Es verdad que En las hijas de Abril existe un énfasis en mostrar la vida desde un tipo de mirada femenina, sin embargo no parece ser un cine que nos orille hacia un feminismo o hacia una reivindicación de la mujer. Mientras que por un lado queda mostrada la sensual Abril, la mujer que hace yoga, la mujer de unos cincuenta años que pareciera tener un tipo de crisis inconsciente, la cual no le permite parar de hacer cosas, y que bajo ciertas conductas pareciera aspirar a la juventud eterna; es al mismo tiempo la madre de Valeria, ésta una adolescente de diecisiete años, y que inicialmente se exhibe como una chica fiestera, ingenua e irresponsable, misma que ha quedado embarazada de su novio de la misma edad, Mateo, un adolescente de personalidad débil sin mucho carácter ni poder de decisión. Pero también Abril es madre de Clara, una mujer joven con un ligero sobrepeso, introvertida, y que todo el tiempo vemos deprimida y soportando de manera casi estoica, a una madre dominante y entrometida —quizá más allá de lo debido e inicialmente esperado por el espectador— en la vida de las hijas. Franco construye, a partir de estos personajes, una historia sin grandes diálogos, colmada más bien de silencios incómodos y reflexivos, de imágenes que impactan más allá de sus efectos especiales, por la secuela emocional que el ser femenino, que el joven director dibuja en su trama, impone sobre el espectador.
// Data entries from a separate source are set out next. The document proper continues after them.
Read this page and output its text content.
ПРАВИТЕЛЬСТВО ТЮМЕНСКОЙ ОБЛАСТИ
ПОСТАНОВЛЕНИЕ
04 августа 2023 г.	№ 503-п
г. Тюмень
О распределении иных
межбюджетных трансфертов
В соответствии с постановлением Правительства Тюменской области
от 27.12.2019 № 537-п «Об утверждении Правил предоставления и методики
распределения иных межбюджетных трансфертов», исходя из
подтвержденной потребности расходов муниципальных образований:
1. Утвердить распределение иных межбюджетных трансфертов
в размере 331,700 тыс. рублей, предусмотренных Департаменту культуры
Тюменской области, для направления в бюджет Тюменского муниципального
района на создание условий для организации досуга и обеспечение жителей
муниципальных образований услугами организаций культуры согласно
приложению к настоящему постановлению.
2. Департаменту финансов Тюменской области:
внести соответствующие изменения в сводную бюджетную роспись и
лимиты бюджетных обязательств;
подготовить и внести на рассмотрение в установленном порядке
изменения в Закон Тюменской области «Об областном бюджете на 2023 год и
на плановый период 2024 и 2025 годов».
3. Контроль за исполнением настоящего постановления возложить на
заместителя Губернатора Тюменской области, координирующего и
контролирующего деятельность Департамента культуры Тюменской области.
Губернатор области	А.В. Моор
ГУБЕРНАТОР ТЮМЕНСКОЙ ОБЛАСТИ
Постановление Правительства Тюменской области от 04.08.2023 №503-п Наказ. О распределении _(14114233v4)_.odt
El último largometraje del mexicano no podría considerarse feminista, porque no aboga por el empoderamiento o la defensa explícita de los derechos de la mujer, pero sí podría considerarse un largometraje que exhibe la violencia y la presión a la cual el sexo femenino está sometido cotidianamente, una que es distinta a la que se le impone al hombre, una que condiciona a las féminas a ser eternamente bellas, comprometidas, independientes y jóvenes. Las hijas de Abril muestran a esa mujer actual que bajo la bandera del feminismo mal entendido, parece dejarles más responsabilidades que en el pasado, convirtiéndolas en padres y madres a la vez, en proveedoras y cuidadoras, en madres que no tuvieron tiempo para vivir su juventud y querrán experimentarla en la vejez, en mujeres de edad madura que socialmente sólo se asimilan como objetos y que son reemplazadas por mujeres más jóvenes, y en hijas que viven demasiado rápido y demasiado irresponsablemente, finalmente, en hijas que vendrán a repetir el mismo patrón de violencia e infelicidad provocado por las demandas de un mundo dirigido a explotar la condición femenina y a tolerar mucho menos de que lo que se le toleraría al sexo masculino. Como dice Franco, “a la mujer la volvemos loca, la orillamos a equivocarse con todas estas exigencias, y eso vemos en Las hijas de Abril”.